Douglas Henson

Personal information
- Full name: Douglas Henry Henson
- Born: 27 May 1930 Shrewsbury, Shropshire, England
- Died: 6 June 2003 (aged 73) Stoke-on-Trent, Staffordshire, England
- Batting: Right-handed
- Bowling: Right-arm medium

Domestic team information
- 1963–1973: Staffordshire

Career statistics
| Competition | List A |
| Matches | 3 |
| Runs scored | 49 |
| Batting average | 24.50 |
| 100s/50s | –/– |
| Top score | 28 |
| Balls bowled | 177 |
| Wickets | 4 |
| Bowling average | 16.75 |
| 5 wickets in innings | – |
| 10 wickets in match | – |
| Best bowling | 3/16 |
| Catches/stumpings | 1/– |
- Source: Cricinfo, 20 June 2011

= Douglas Henson =

English cricketer

Douglas Henry Henson (27 May 1930 - 6 June 2003) was an English cricketer. Henson was a right-handed batsman who bowled right-arm medium pace. He was born in Shrewsbury, Shropshire.

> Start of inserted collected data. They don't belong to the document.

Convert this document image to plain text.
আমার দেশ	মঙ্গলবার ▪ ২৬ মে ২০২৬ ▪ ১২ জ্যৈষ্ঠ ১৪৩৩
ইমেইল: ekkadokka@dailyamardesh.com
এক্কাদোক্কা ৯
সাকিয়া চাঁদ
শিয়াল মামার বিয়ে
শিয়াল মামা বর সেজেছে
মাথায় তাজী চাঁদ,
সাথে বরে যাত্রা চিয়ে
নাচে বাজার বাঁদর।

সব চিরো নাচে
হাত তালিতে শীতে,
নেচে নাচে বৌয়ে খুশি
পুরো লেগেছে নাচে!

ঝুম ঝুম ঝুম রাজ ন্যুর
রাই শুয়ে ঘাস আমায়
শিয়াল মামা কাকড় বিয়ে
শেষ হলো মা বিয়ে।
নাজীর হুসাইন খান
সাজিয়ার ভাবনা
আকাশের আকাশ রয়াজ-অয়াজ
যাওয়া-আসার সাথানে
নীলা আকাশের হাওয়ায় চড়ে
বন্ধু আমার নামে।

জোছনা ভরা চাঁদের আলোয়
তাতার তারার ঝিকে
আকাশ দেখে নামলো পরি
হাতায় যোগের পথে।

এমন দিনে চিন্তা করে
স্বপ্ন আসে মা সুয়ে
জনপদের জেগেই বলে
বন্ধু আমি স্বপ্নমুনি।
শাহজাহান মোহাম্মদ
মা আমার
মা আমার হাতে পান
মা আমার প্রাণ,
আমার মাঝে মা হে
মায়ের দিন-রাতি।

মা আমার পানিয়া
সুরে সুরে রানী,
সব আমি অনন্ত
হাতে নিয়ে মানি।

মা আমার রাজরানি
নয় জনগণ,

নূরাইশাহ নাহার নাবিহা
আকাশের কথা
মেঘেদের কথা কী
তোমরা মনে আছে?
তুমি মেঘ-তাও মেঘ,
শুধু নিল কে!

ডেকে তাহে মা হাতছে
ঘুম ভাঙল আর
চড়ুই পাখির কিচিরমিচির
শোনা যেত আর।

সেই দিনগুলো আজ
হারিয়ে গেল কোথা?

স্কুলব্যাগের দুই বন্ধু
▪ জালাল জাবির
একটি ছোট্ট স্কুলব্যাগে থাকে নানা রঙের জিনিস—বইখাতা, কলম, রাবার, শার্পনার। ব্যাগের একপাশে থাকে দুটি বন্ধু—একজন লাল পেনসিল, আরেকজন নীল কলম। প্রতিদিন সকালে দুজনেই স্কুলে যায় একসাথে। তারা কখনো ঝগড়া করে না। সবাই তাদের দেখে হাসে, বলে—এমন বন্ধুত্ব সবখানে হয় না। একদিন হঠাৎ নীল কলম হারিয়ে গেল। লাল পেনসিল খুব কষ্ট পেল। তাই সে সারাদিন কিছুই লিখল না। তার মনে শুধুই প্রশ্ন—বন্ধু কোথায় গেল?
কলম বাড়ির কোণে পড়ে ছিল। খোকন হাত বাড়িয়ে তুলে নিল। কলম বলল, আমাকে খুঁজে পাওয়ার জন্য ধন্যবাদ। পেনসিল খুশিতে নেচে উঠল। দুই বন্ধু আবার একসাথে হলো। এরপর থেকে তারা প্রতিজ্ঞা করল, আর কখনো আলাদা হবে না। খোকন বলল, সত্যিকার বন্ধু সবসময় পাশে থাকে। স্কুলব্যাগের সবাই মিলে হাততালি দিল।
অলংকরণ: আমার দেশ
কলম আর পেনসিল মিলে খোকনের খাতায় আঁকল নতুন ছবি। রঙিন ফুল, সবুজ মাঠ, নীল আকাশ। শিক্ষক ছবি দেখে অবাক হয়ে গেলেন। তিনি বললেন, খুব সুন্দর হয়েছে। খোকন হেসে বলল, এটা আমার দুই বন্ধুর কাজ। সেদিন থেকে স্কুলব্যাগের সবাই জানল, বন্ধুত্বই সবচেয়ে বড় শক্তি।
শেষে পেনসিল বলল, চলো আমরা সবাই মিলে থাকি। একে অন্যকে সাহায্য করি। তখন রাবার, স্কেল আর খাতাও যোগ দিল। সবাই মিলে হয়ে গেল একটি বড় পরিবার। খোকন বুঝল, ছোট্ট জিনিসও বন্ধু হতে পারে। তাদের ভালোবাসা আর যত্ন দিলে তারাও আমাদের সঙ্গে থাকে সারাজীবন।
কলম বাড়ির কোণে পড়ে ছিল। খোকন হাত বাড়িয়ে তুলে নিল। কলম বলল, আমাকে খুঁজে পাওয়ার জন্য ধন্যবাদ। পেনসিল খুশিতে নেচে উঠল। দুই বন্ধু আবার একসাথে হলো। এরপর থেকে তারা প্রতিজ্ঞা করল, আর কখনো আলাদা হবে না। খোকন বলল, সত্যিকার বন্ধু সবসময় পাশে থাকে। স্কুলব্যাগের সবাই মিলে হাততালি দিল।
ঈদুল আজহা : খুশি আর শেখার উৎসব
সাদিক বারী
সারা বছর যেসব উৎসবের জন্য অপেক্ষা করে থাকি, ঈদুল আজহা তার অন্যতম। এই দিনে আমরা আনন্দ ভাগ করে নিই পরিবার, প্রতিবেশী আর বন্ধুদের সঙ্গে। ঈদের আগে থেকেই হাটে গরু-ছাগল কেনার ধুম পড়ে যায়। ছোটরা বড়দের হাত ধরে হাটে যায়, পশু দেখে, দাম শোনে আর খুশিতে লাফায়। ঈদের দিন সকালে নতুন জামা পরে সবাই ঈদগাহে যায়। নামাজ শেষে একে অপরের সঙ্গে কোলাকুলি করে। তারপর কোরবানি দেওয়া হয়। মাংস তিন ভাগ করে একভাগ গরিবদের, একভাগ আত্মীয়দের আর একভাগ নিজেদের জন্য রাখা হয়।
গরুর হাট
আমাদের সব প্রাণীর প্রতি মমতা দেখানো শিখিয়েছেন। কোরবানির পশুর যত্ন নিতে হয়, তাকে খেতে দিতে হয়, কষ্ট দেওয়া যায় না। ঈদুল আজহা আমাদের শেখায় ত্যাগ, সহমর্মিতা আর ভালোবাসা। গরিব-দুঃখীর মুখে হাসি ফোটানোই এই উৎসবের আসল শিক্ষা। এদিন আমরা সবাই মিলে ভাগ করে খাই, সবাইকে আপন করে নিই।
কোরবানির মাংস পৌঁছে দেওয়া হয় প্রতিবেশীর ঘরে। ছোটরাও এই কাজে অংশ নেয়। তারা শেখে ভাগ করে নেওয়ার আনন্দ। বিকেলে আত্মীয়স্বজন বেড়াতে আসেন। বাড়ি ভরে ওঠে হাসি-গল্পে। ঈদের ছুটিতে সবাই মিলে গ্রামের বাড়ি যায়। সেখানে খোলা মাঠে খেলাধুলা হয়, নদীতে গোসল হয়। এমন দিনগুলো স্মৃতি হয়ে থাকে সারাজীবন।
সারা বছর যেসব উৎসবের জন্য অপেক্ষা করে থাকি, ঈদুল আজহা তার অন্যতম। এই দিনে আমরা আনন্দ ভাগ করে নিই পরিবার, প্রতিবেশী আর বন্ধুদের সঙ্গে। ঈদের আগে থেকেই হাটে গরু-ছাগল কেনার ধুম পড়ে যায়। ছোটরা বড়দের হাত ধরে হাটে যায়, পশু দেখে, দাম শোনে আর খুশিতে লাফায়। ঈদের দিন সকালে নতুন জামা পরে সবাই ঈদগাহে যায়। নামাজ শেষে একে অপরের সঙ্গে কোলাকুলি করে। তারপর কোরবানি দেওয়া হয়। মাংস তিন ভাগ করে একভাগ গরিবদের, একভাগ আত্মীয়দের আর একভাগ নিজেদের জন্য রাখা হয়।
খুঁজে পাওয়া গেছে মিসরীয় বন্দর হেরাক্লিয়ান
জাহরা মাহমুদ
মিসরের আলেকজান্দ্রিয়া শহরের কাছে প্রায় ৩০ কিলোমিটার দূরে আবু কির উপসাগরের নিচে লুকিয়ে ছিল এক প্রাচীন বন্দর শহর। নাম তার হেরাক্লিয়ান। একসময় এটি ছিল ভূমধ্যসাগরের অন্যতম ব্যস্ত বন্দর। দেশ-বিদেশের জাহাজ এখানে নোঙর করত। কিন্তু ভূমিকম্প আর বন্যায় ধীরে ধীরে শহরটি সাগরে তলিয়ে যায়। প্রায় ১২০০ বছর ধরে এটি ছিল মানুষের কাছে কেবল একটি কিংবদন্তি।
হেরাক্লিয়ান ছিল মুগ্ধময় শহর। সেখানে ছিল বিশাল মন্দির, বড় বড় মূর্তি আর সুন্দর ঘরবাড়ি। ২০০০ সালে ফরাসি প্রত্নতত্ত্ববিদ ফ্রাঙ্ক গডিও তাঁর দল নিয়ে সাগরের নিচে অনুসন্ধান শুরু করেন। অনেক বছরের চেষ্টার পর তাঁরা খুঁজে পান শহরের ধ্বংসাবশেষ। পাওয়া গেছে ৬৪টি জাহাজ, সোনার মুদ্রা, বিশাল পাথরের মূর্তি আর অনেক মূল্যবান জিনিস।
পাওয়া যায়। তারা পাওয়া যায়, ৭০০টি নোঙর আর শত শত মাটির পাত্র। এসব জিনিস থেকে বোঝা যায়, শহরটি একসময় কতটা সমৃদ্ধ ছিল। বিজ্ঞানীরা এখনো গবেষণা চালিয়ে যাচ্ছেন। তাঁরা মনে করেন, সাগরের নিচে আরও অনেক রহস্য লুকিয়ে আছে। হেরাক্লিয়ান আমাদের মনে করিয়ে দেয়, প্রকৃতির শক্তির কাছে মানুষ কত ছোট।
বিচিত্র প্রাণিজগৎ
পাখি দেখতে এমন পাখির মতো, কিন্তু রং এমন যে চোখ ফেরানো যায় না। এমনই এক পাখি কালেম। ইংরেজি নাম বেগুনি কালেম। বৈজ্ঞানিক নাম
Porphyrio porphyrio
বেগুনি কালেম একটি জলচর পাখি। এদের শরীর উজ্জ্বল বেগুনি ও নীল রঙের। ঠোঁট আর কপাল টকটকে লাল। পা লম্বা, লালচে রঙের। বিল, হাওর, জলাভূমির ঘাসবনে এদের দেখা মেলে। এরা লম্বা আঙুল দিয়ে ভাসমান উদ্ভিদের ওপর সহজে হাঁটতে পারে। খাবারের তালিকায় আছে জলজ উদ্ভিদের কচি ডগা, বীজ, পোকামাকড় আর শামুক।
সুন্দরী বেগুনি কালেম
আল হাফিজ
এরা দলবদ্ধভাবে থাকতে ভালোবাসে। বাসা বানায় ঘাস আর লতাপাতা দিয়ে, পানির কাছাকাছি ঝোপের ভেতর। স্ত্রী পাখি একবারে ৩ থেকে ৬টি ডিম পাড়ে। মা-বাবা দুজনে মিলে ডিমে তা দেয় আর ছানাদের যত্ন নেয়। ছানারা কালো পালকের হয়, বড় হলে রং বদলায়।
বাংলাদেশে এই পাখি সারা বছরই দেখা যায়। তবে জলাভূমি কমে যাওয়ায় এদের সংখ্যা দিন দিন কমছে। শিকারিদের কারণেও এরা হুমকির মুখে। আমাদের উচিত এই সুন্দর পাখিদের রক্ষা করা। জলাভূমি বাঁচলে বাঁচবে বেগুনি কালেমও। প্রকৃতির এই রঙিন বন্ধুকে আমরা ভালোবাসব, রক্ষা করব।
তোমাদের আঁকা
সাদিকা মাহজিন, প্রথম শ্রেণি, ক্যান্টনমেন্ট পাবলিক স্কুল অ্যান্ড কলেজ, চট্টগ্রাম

Henson made his debut for Staffordshire in the 1963 Minor Counties Championship against the Lancashire Second XI. Henson played Minor counties cricket for Staffordshire from 1963 to 1973, which included 82 Minor Counties Championship matches. In 1971, he made his List A debut against Glamorgan in the Gillette Cup. He played 2 further List A matches for Staffordshire, against Dorset and Lancashire in the 1973 Gillette Cup. In his 3 matches, he scored 49 runs at an average of 24.50, with a high score of 28. With the ball, he took 4 wickets at a bowling average of 16.75, with best figures of 3/16. He also captained Staffordshire during his time with the county.

He died in Stoke-on-Trent, Staffordshire on 6 June 2003.